The potential cost is $333.33 each per month for the city and county, or up to $1,000 each if it takes three months.

As part of the contract, AMR agrees to provide financial information including revenues, expenditures, total trip numbers and hospital-to-hospital transfers trip numbers to the City Council and Board of Supervisors, with an agreement that they will keep that information private as proprietary information unless ordered to disclose it.

Diers said Monday at a supervisors workshop meeting, “We’re putting money into this – direct dollars – so we really need to be able to see what those financials are to see how that all comes together so we can justify our financial commitment both from the city and the county.”

Keith Starr, a Charles City Council member and chairman of the ambulance commission, had said at an ambulance commission meeting last week, “I don’t know if I can sell it to the council without that.”

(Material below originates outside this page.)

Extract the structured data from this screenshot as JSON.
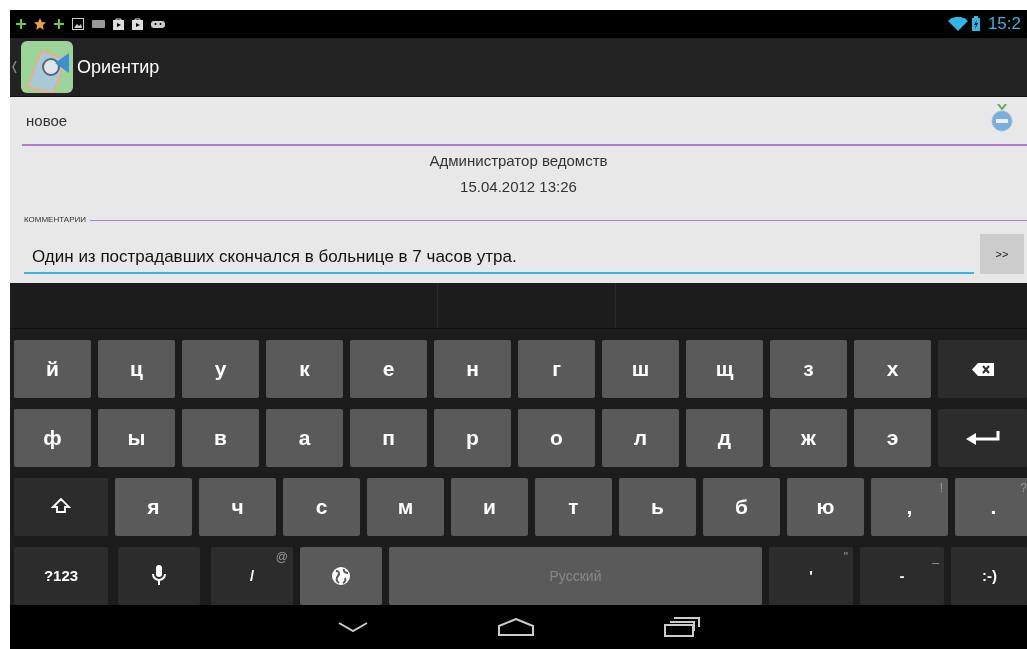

Supervisors also expressed concern that AMR does not accept assignment from the state’s largest insurance provider, Blue Cross/Blue Shield, meaning that if the insurance company doesn’t cover the entire cost of an ambulance bill — which it often doesn’t — the customer is billed for the remaining cost.

Diers said AMR said if they wanted the company to reduce its service charges it would require an even bigger subsidy.

The contract contains a list of AMR service rates for various services, with the note that prices will increase 5% per year over the three years.

For example, the lowest rate for a transport, a basic life support (BLS) non-emergency transport, is listed at $1,101, plus $28.11 per mile. Transport in the advanced life support (ALS) ambulance starts at $1,495, plus $28.11 per mile.

The most expensive transport, specialty care transport or neonatal transport, costs $1,692 plus $28.11 per mile.

Those are all the basic rates. Additional services, procedures or supplies are additional, ranging from $14.28 for a nasal airway supply (plus $156 to use oxygen) to $326 for a rapid intubation procedure (plus $364 for the ventilator).